Just do the same with the Neon intrinsics for left shift, right shit and or.

uint16x8_t temp;
uint8_t rot;

uint16x8_t rotated =  vorrq_u16 ( vshlq_n_u16(temp, rot) , vshrq_n_u16(temp, 16 - rot) );

See http://en.wikipedia.org/wiki/Circular_shift "Implementing circular shifts."

This will rotate the values inside the lanes. If you want to rotate the lanes themselves use VEXT as described in the other answer.

3
votes

Use vext.8 to concat a vector with itself and give you the 16-byte window that you want (in this case offset by 3 bytes).

Doing this with intrinsics requires casting to keep the compiler happy, but it's still a single instruction:

#include <arm_neon.h>

uint16x8_t byterotate3(uint16x8_t input) {
    uint8x16_t tmp = vreinterpretq_u8_u16(input);
    uint8x16_t rotated = vextq_u8(tmp, tmp, 16-3);
    return vreinterpretq_u16_u8(rotated);
}

g++5.4 -O3 -march=armv7-a -mfloat-abi=hard -mfpu=neon (on Godbolt) compiles it to this:

byterotate3(__simd128_uint16_t):
    vext.8  q0, q0, q0, #13
    bx      lr

A count of 16-3 means we left-rotate by 3 bytes. (It means we take 13 bytes from the left vector and 3 bytes from the right vector, so it's also a right-rotate by 13).

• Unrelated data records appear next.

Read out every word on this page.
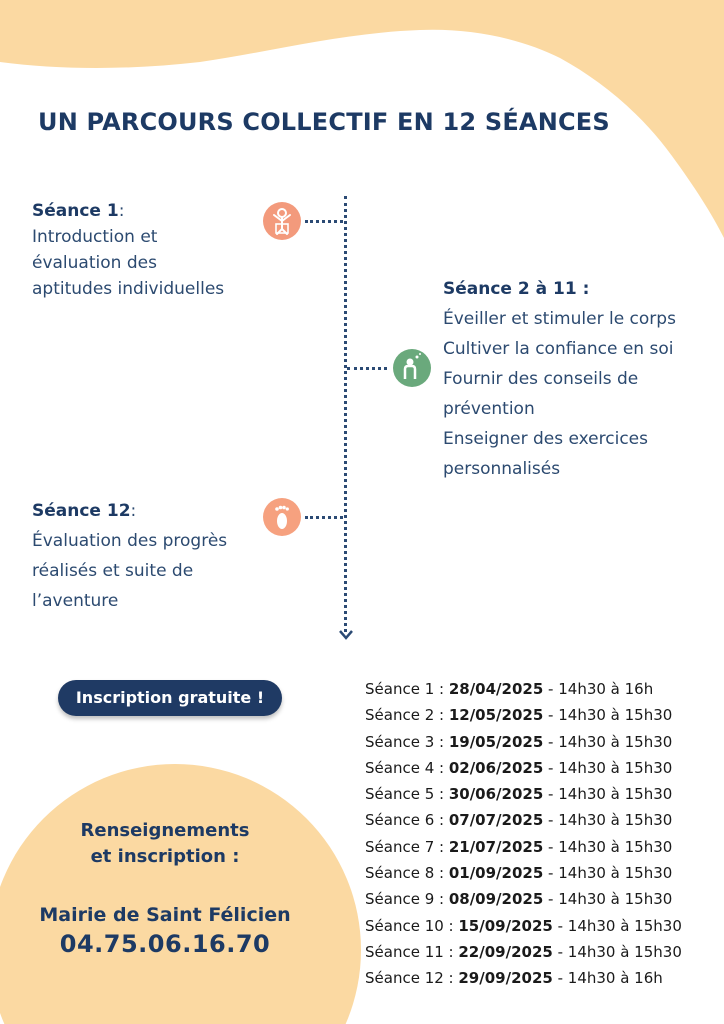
UN PARCOURS COLLECTIF EN 12 SÉANCES
Séance 1:
Introduction et
évaluation des
aptitudes individuelles	Séance 2 à 11 :
Éveiller et stimuler le corps
Cultiver la confiance en soi
Fournir des conseils de
prévention
Enseigner des exercices
personnalisés
Séance 12:
Évaluation des progrès
réalisés et suite de
l’aventure
Inscription gratuite !
Renseignements
et inscription :
Mairie de Saint Félicien
04.75.06.16.70
Séance 1 : 28/04/2025 - 14h30 à 16h
Séance 2 : 12/05/2025 - 14h30 à 15h30
Séance 3 : 19/05/2025 - 14h30 à 15h30
Séance 4 : 02/06/2025 - 14h30 à 15h30
Séance 5 : 30/06/2025 - 14h30 à 15h30
Séance 6 : 07/07/2025 - 14h30 à 15h30
Séance 7 : 21/07/2025 - 14h30 à 15h30
Séance 8 : 01/09/2025 - 14h30 à 15h30
Séance 9 : 08/09/2025 - 14h30 à 15h30
Séance 10 : 15/09/2025 - 14h30 à 15h30
Séance 11 : 22/09/2025 - 14h30 à 15h30
Séance 12 : 29/09/2025 - 14h30 à 16h
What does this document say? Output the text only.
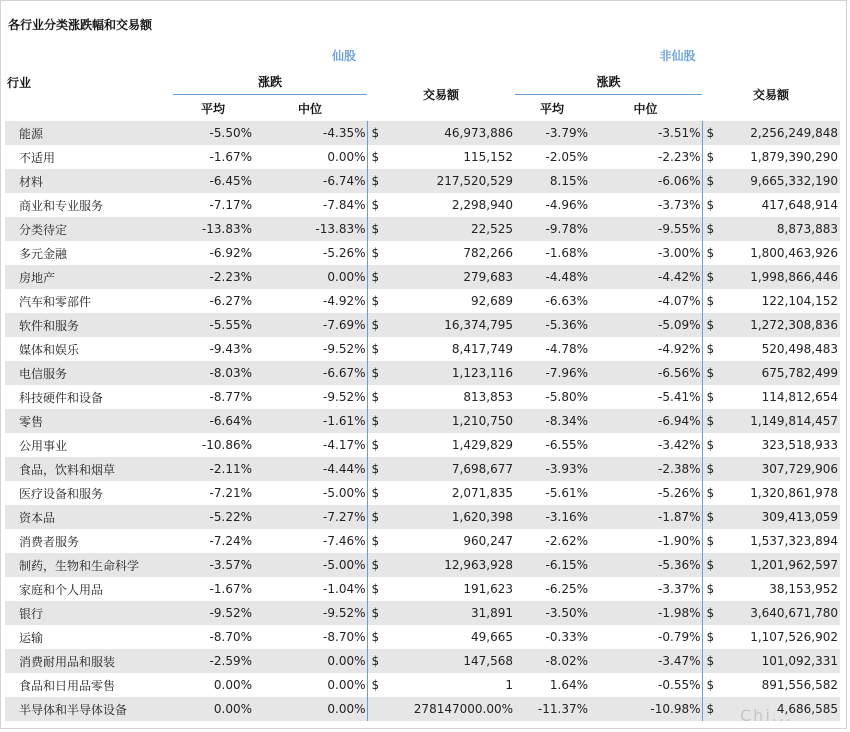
各行业分类涨跌幅和交易额
行业	仙股			非仙股		
	涨跌		交易额	涨跌		交易额
	平均	中位		平均	中位	
能源	-5.50%	-4.35%	$ 46,973,886	-3.79%	-3.51%	$ 2,256,249,848

不适用	-1.67%	0.00%	$ 115,152	-2.05%	-2.23%	$ 1,879,390,290

材料	-6.45%	-6.74%	$ 217,520,529	8.15%	-6.06%	$ 9,665,332,190

商业和专业服务	-7.17%	-7.84%	$ 2,298,940	-4.96%	-3.73%	$ 417,648,914

分类待定	-13.83%	-13.83%	$ 22,525	-9.78%	-9.55%	$ 8,873,883

多元金融	-6.92%	-5.26%	$ 782,266	-1.68%	-3.00%	$ 1,800,463,926

房地产	-2.23%	0.00%	$ 279,683	-4.48%	-4.42%	$ 1,998,866,446

汽车和零部件	-6.27%	-4.92%	$ 92,689	-6.63%	-4.07%	$ 122,104,152

软件和服务	-5.55%	-7.69%	$ 16,374,795	-5.36%	-5.09%	$ 1,272,308,836

媒体和娱乐	-9.43%	-9.52%	$ 8,417,749	-4.78%	-4.92%	$ 520,498,483

电信服务	-8.03%	-6.67%	$ 1,123,116	-7.96%	-6.56%	$ 675,782,499

科技硬件和设备	-8.77%	-9.52%	$ 813,853	-5.80%	-5.41%	$ 114,812,654

零售	-6.64%	-1.61%	$ 1,210,750	-8.34%	-6.94%	$ 1,149,814,457

公用事业	-10.86%	-4.17%	$ 1,429,829	-6.55%	-3.42%	$ 323,518,933

食品，饮料和烟草	-2.11%	-4.44%	$ 7,698,677	-3.93%	-2.38%	$ 307,729,906

医疗设备和服务	-7.21%	-5.00%	$ 2,071,835	-5.61%	-5.26%	$ 1,320,861,978

资本品	-5.22%	-7.27%	$ 1,620,398	-3.16%	-1.87%	$ 309,413,059

消费者服务	-7.24%	-7.46%	$ 960,247	-2.62%	-1.90%	$ 1,537,323,894

制药，生物和生命科学	-3.57%	-5.00%	$ 12,963,928	-6.15%	-5.36%	$ 1,201,962,597

家庭和个人用品	-1.67%	-1.04%	$ 191,623	-6.25%	-3.37%	$ 38,153,952

银行	-9.52%	-9.52%	$ 31,891	-3.50%	-1.98%	$ 3,640,671,780

运输	-8.70%	-8.70%	$ 49,665	-0.33%	-0.79%	$ 1,107,526,902

消费耐用品和服装	-2.59%	0.00%	$ 147,568	-8.02%	-3.47%	$ 101,092,331

食品和日用品零售	0.00%	0.00%	$ 1	1.64%	-0.55%	$ 891,556,582

半导体和半导体设备	0.00%	0.00%	278147000.00%	-11.37%	-10.98%	$ 4,686,585
Chi...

Related: x86 also has instruction that takes a sliding window into the concatenation of two registers: palignr (added in SSSE3).


Maybe I'm missing something about NEON, but I don't understand why the OP's self-answer is using vext.16 (vextq_u16), which has 16-bit granularity. It's not even a different instruction, just an alias for vext.8 which makes it impossible to use an odd-numbered count, requiring extra instructions. The manual for vext.8 says:

VEXT pseudo-instruction

You can specify a datatype of 16, 32, or 64 instead of 8. In this case, #imm refers to halfwords, words, or doublewords instead of referring to bytes, and the permitted ranges are correspondingly reduced.